Anticipating his attack, I had moved toward him, at the same I was reaching for his staff. I knew now these men didn’t belong to any clan; they were renegades, outcasts. Each of them wore a clan-ring in his right ear, but they were of different designs.
Earth science and those two years on the double-gravity planet in the Antares-system served me well. They had made me faster and stronger than an ordinary man. These poor devils had no chance against me.

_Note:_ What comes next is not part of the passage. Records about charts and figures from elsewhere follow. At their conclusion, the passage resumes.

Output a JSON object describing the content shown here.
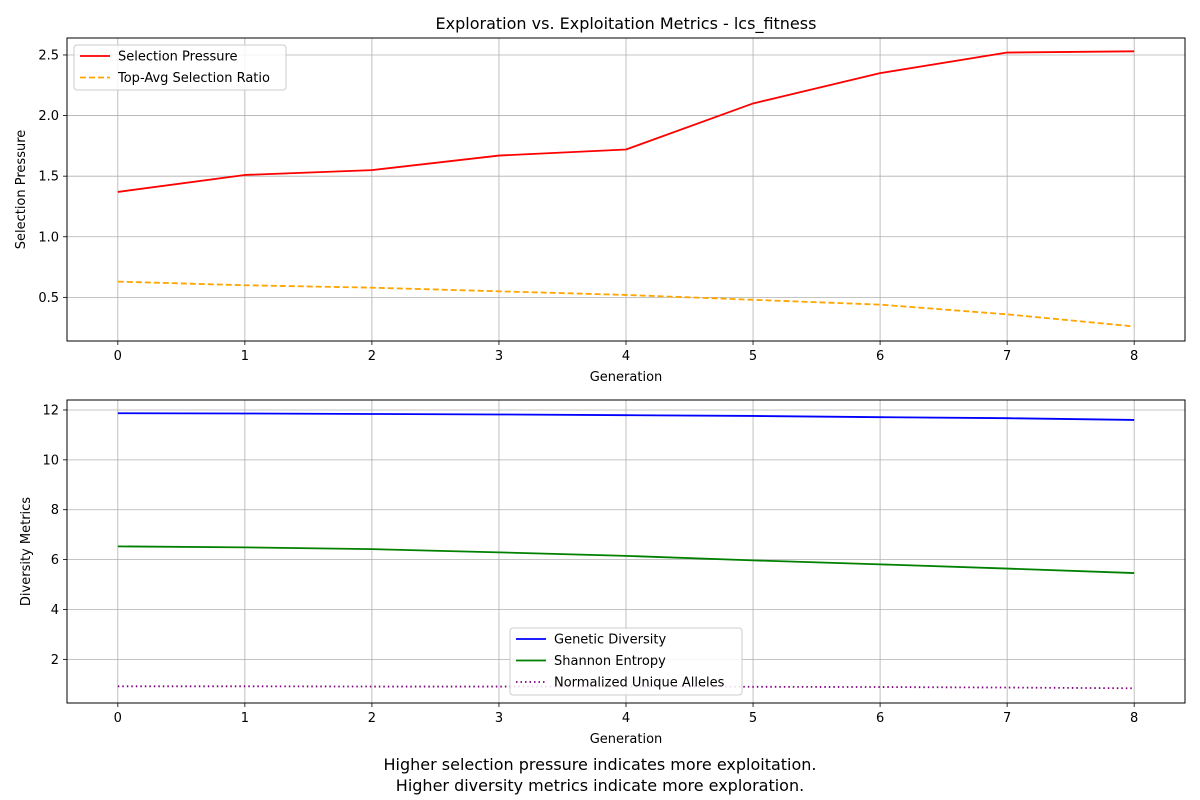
{
  "figure_title": "Exploration vs. Exploitation Metrics - lcs_fitness",
  "caption": {
    "line1": "Higher selection pressure indicates more exploitation.",
    "line2": "Higher diversity metrics indicate more exploration."
  },
  "chart_data": [
    {
      "type": "line",
      "title": "Exploration vs. Exploitation Metrics - lcs_fitness",
      "xlabel": "Generation",
      "ylabel": "Selection Pressure",
      "x": [
        0,
        1,
        2,
        3,
        4,
        5,
        6,
        7,
        8
      ],
      "xlim": [
        -0.4,
        8.4
      ],
      "ylim": [
        0.14,
        2.64
      ],
      "xticks": [
        0,
        1,
        2,
        3,
        4,
        5,
        6,
        7,
        8
      ],
      "yticks": [
        0.5,
        1.0,
        1.5,
        2.0,
        2.5
      ],
      "ytick_labels": [
        "0.5",
        "1.0",
        "1.5",
        "2.0",
        "2.5"
      ],
      "grid": true,
      "legend_position": "top-left",
      "series": [
        {
          "name": "Selection Pressure",
          "color": "#ff0000",
          "style": "solid",
          "values": [
            1.37,
            1.51,
            1.55,
            1.67,
            1.72,
            2.1,
            2.35,
            2.52,
            2.53
          ]
        },
        {
          "name": "Top-Avg Selection Ratio",
          "color": "#ffa500",
          "style": "dashed",
          "values": [
            0.63,
            0.6,
            0.58,
            0.55,
            0.52,
            0.48,
            0.44,
            0.36,
            0.26
          ]
        }
      ]
    },
    {
      "type": "line",
      "title": "",
      "xlabel": "Generation",
      "ylabel": "Diversity Metrics",
      "x": [
        0,
        1,
        2,
        3,
        4,
        5,
        6,
        7,
        8
      ],
      "xlim": [
        -0.4,
        8.4
      ],
      "ylim": [
        0.25,
        12.4
      ],
      "xticks": [
        0,
        1,
        2,
        3,
        4,
        5,
        6,
        7,
        8
      ],
      "yticks": [
        2,
        4,
        6,
        8,
        10,
        12
      ],
      "ytick_labels": [
        "2",
        "4",
        "6",
        "8",
        "10",
        "12"
      ],
      "grid": true,
      "legend_position": "lower-center",
      "series": [
        {
          "name": "Genetic Diversity",
          "color": "#0000ff",
          "style": "solid",
          "values": [
            11.87,
            11.86,
            11.84,
            11.82,
            11.79,
            11.76,
            11.71,
            11.67,
            11.6
          ]
        },
        {
          "name": "Shannon Entropy",
          "color": "#008000",
          "style": "solid",
          "values": [
            6.53,
            6.49,
            6.42,
            6.29,
            6.15,
            5.97,
            5.81,
            5.64,
            5.46
          ]
        },
        {
          "name": "Normalized Unique Alleles",
          "color": "#800080",
          "style": "dotted",
          "values": [
            0.92,
            0.92,
            0.91,
            0.91,
            0.91,
            0.9,
            0.89,
            0.87,
            0.84
          ]
        }
      ]
    }
  ]
}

Without effort I pulled my attacker off his mount, breaking his neck as I did so. Before the others realized what had happened I was in the saddle of the suddenly abandoned riding-animal and swinging the heavy Ginsa-staff. I drove it through the chest of one of them, at the same time cracking the skull of another with my left fist.
Seeing three of their companions dead in a matter of moments, the others hesitated.
One of them cried out: “He is the Night-demon himself, the Dark Hornless-one. We are lost.”
He turned and sped away, the bristles on his back stiff with fright.
The other two looked after him and spat. “Coward!”
I had given them time to think, not wishing to kill all of them, but they left me no choice. Parrying the first one’s thrust, I kicked him in the head with the blunt end of my staff. He fell backward, right into the point of his companion’s barbed weapon; but he was already dead, his face split open by the force of my thrust.
The last one looked at me, his yellow eyes mad with anger and fright. He dropped his Ginsa-staff and reached into his pouch for his blade. “Now I kill you, Sky-demon,” he screamed hoarsely and whipped his hand back for the throw.
I burned his head off with my blaster. His headless body tumbled off his steed and fell to the ground, without spilling a drop of blood, the wound cauterized by the searing heat. Sheathing the gun, I sighed. What I had done was not exactly legal, since the use of atomic weapons was quite restricted. Forbidden on Redsky.
But then--why take chances. There were no witnesses, anyway. Besides, I didn’t have to answer to anybody.
Up in the sky the first vultures were already gathering, eager to get on with the grisly feast. I gave the dead bodies one more glance, then I turned my mount toward Old Town. Without looking back I kicked my heels into the animal’s soft flanks.
“Welcome home,” I said to myself. “Nothing has changed.”